Nem sempre o que parece é - Ana Catarina Sant’Anna Maués

 

 




Nem sempre o que parece é

Ana Catarina Sant’Anna Maués

 

   O tempo avançava sem dar trégua e Aurora naquela situação delicada. Não podia deixar vir a público a situação financeira que vinha atravessando, pois sempre ocupou lugar de destaque nos palcos e no cinema com papeis de sucesso. Em jornais e revistas seu status era visto por décadas como vip. Era figura conceituada sem dúvida, mas não conseguia um bom papel há meses, estava caindo, caindo, como estrela cadente e ultimamente nem comerciais fazia, nem recebia acenos para participar de programas de entrevistas. O fato de estar sendo esquecida no meio artístico a deixava sem chão. Foi então que teve a ideia de pegar os últimos tostões e aventurar-se numa viagem que divulgou, sendo para produzir um filme de própria autoria. Esta atitude desembaçaria sua imagem, dando a impressão de que ela agora queria ocupar outro posto, o de produtora de filmes. O tiro foi certeiro, a notícia rendeu-lhe algumas notas na mídia e lustrou provisoriamente o ego dela, mas nenhum convite aconteceu. Iniciou então o plano, chamando um velho e conhecido amigo para atuar como cinegrafista e, portanto, registrar as cenas da aventura onde ela havia apostado todas as fichas.  

   Aurora alugou um automóvel e providenciou um motorista, bem vistoso, alto, musculoso, sorriso perfeito, bem galante era Otávio, pois mataria dois coelhos com uma cajadada, ele dirigiria o carro e faria par romântico com ela, caso precisasse.

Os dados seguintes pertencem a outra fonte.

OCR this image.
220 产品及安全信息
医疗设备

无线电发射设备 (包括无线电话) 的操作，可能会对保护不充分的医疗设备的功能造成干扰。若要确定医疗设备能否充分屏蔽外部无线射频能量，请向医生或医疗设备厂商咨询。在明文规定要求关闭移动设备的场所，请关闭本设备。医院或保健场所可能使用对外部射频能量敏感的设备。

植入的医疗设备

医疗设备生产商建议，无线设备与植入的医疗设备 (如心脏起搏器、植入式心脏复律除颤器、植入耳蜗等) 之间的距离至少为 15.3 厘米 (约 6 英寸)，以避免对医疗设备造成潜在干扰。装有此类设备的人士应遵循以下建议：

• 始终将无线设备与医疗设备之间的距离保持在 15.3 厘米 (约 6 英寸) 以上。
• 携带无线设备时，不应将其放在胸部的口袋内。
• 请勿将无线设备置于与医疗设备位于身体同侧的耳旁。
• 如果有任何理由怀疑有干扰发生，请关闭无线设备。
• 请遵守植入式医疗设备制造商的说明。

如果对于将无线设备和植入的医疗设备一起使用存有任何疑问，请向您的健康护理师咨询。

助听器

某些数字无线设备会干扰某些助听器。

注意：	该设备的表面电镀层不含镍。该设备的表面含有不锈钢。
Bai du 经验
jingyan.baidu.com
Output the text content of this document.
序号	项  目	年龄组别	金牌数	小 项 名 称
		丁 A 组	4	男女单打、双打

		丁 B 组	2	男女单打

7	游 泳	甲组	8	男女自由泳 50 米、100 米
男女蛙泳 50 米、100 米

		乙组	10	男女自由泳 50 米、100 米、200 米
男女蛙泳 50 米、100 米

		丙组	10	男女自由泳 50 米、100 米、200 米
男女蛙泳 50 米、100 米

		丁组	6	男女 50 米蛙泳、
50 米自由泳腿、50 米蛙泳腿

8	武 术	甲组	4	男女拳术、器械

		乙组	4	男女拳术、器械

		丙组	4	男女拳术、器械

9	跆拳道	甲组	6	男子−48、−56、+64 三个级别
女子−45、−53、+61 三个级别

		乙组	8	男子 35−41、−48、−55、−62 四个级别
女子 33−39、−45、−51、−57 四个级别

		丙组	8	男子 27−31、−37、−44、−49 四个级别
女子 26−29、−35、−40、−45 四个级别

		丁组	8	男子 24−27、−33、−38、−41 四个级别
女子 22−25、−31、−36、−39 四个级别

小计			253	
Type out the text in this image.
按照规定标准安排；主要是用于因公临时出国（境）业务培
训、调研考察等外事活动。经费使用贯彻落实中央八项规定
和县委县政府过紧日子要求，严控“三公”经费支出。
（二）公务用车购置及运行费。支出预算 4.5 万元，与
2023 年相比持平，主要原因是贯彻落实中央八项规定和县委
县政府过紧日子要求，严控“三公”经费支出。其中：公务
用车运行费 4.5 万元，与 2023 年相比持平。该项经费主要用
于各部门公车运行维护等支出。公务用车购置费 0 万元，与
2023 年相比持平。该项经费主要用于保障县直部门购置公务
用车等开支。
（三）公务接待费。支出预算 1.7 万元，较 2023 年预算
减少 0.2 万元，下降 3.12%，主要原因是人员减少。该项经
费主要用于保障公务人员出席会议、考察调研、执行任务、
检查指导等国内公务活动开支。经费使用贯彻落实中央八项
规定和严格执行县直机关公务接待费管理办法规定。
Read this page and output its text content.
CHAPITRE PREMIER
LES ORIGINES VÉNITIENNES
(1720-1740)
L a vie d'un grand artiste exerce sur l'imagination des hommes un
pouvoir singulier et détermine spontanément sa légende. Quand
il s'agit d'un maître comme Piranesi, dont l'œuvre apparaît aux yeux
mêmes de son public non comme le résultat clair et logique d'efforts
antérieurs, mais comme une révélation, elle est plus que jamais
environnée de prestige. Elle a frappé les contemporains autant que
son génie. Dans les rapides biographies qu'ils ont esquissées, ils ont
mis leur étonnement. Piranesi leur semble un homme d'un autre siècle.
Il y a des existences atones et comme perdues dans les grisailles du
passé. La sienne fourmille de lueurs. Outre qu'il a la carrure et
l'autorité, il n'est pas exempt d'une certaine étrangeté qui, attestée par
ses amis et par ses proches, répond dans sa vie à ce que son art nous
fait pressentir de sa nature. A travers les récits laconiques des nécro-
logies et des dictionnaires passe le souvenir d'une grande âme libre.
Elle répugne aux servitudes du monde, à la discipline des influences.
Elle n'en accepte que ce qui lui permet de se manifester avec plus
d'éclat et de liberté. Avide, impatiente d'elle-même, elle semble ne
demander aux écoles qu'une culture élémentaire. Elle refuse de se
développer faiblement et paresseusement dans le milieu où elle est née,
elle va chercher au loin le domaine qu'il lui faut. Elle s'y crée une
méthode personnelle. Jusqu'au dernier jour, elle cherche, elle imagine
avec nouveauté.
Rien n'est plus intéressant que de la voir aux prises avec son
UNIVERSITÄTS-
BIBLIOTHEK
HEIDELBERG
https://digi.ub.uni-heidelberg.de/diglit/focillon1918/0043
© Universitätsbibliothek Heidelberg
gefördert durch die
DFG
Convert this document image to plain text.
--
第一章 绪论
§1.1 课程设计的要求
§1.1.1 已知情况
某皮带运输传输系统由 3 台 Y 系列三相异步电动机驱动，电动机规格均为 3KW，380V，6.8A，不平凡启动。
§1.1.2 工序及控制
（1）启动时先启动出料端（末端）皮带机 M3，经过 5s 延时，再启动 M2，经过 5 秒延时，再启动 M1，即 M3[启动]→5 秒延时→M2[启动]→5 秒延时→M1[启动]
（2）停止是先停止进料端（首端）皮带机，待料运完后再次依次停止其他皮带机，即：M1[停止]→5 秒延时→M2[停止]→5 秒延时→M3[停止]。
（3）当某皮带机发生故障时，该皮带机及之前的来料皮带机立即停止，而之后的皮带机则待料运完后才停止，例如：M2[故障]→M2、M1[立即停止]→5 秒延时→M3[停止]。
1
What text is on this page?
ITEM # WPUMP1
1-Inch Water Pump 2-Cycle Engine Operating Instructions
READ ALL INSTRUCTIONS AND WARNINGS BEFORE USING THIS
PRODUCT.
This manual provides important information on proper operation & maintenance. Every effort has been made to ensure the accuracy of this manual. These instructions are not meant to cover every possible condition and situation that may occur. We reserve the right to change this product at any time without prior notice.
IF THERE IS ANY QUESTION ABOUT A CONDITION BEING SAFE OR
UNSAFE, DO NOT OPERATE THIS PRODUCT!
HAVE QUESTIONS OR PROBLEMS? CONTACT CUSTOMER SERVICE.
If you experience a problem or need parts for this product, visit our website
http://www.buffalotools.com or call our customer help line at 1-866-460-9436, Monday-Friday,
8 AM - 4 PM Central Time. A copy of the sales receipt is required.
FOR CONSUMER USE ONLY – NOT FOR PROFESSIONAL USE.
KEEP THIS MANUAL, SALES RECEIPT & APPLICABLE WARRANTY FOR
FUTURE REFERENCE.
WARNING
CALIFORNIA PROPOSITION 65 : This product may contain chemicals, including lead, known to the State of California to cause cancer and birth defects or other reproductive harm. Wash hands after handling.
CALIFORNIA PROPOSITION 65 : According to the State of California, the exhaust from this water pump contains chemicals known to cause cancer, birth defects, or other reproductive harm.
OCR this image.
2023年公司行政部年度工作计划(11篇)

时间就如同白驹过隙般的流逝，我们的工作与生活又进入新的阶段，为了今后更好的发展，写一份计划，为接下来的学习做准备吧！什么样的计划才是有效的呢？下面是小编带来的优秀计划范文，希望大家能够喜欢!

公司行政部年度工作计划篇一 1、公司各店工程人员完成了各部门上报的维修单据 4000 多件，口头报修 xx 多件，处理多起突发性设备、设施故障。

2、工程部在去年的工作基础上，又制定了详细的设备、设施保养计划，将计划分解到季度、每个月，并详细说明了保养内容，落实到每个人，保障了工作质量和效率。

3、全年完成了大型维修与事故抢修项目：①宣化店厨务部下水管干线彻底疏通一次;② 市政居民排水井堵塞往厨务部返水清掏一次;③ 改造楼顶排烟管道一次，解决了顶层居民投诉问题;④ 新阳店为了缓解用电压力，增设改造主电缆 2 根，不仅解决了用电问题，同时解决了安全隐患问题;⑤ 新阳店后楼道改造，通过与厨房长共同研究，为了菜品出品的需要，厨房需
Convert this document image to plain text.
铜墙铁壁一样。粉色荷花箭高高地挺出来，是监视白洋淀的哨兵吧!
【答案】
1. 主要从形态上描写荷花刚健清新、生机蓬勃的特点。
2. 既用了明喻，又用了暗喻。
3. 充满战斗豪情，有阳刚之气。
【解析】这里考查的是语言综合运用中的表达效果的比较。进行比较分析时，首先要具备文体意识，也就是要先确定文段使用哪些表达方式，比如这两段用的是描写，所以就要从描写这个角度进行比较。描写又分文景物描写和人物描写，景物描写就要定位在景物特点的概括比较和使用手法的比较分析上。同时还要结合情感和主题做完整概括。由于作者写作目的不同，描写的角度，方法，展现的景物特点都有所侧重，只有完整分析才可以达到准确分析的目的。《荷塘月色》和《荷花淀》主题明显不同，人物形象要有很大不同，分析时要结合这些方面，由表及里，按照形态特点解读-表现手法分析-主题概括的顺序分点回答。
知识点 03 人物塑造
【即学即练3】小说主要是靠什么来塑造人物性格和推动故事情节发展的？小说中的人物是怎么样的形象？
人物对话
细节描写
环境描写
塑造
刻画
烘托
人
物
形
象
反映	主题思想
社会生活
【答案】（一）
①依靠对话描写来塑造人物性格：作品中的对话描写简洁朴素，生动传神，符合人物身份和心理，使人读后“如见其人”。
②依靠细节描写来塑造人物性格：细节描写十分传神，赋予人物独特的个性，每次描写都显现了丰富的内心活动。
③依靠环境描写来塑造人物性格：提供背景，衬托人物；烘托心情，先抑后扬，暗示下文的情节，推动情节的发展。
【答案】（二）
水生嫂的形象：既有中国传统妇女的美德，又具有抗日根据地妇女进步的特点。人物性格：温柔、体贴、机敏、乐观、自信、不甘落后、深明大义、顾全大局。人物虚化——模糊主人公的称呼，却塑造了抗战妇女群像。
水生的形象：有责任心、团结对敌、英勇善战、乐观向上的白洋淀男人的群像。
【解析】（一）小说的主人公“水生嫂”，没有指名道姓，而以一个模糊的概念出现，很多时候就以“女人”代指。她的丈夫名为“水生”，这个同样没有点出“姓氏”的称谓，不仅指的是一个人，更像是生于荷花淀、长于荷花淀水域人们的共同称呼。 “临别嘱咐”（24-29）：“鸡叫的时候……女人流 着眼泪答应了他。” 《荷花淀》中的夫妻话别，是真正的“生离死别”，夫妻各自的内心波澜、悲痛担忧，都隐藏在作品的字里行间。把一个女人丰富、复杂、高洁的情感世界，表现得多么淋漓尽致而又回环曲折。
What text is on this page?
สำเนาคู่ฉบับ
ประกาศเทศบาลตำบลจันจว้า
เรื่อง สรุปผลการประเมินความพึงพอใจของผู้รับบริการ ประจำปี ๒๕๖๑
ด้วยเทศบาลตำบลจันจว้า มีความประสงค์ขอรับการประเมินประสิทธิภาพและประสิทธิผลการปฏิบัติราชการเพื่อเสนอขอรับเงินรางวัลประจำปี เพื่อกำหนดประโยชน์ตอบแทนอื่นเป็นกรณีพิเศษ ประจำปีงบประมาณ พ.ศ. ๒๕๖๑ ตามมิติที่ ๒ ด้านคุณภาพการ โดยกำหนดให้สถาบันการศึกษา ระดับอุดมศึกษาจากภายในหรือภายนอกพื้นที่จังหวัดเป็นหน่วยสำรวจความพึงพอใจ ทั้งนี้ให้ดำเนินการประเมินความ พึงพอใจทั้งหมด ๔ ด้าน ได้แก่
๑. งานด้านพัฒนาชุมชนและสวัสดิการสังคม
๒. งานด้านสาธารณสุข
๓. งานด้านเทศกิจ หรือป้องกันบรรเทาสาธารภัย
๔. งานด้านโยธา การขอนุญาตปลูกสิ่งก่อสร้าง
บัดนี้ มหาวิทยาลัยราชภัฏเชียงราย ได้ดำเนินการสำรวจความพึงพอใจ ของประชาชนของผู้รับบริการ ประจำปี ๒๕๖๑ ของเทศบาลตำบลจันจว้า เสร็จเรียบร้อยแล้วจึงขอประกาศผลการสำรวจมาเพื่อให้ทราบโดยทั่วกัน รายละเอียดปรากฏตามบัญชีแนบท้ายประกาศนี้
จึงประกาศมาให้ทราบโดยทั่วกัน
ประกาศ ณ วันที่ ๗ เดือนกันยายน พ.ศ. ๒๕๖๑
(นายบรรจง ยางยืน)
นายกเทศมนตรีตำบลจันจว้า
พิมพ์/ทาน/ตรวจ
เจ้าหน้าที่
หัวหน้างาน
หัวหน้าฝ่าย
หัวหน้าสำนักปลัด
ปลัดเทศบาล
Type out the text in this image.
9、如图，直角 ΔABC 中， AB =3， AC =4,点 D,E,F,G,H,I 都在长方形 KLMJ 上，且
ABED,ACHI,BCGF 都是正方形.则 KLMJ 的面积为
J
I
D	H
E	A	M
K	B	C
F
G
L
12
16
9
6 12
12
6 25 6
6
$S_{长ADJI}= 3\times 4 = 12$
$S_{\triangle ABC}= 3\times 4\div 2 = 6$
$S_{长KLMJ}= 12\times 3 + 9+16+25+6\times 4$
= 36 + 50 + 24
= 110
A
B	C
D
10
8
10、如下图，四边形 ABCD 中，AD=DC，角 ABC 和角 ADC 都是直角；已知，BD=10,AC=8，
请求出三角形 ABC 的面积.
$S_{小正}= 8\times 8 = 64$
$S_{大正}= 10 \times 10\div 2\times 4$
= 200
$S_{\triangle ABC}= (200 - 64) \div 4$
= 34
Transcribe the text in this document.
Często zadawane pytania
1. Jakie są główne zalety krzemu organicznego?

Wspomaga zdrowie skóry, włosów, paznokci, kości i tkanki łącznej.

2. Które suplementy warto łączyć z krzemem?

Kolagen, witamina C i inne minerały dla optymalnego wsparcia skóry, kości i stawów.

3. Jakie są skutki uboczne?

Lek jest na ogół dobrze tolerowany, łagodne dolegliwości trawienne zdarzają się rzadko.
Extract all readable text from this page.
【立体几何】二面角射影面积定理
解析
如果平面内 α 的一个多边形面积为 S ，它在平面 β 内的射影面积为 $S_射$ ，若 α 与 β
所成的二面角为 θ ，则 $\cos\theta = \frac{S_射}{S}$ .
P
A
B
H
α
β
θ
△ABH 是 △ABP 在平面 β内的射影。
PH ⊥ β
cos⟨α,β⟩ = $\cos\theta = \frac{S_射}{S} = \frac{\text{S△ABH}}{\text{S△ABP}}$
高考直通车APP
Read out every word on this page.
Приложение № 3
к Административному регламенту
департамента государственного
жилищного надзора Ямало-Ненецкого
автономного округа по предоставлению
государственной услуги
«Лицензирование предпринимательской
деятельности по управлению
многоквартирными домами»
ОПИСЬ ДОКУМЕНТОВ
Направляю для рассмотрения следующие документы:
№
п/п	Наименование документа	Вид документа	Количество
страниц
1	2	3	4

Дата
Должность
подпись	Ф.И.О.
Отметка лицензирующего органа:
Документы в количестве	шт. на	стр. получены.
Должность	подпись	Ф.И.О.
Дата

Sua equipe tinha que ser reduzida devidos aos custos. Tudo pronto para a viagem, dias antes, na porta do edifício, uma admiradora dela. Vinha procurá-la com a proposta de seguir nesta viagem e no caminho ir registrando os feitos da consagrada atriz nesta nova empreitada, o que renderia no final, um documentário da sua vida. Aurora não teria gastos com a escritora. É claro que ela ficou lisonjeada e não resistindo, permitiu que Paulete a acompanhasse.  

   Tudo pronto lá foram os quatro rumo ao desconhecido. Na verdade Aurora não tinha um plano, não tinha um roteiro. Ela necessitava figurar nas notícias para conseguir um bom papel quem sabe numa novela, e seguiria com isto até alcançar. Pensava já, numa desculpa caso algum convite ocorresse, e ter que adiar seu projeto auspicioso de produzir um filme.

   Pelo caminho dizia ao cinegrafista que registrasse a paisagem, o pôr do sol, a revoada de pássaros, pois tudo seria usado no filme mais tarde. Paulete seguia com a série de perguntas para o documentário, as quais eram respondidas com delicadeza por Aurora, que amava falar dela própria.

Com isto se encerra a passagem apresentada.